Green investment and private sector involvement in the bio-based economy becomes instrumental to drive the economic sector from its slow-down. ”We have huge biodiversity richness and with that in mind investment and finance should be lead to improve it”, said Mr. Rudiyanto. The financial sector Authority (OJK) now asks the listed companies to publish a sustainability report ensuring the operation of companies does not cause harm to the environment, he added.

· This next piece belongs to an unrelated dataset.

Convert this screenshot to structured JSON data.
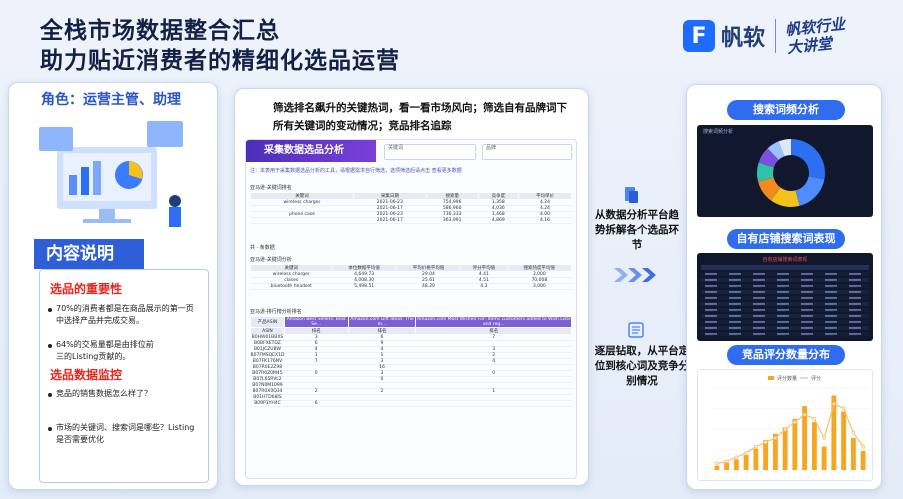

Mr. Wiratno highlighted bioprospecting as a sleeping beauty. “We have many research and experiments to explore our biodiversity assets. Now let us work together on innovating from what we have found and continue exploring new specimens from our forest. I foresee a special fund for bioprospecting can be developed further with cooperation with Bappenas and development partners”, he added. An example of biodiversity exploration in Mount Ciremai, West Java found an anti-pest microbe so that the use of pesticides is expected to be reduced.

Finally,  the government plans to overcome biodiversity losses in the next five-year plan by identifying and verifying high conservation value biodiversity areas outside protected areas known as ecosystem essential area. The institution and governance of these areas need improvement and should be supported with adequate biodiversity finance mechanisms. Other innovative mechanisms such as ecological fiscal transfer, carbon credit, environment tax incentive, village funds, and CSR are among other available finance solutions where non-government actors can contribute.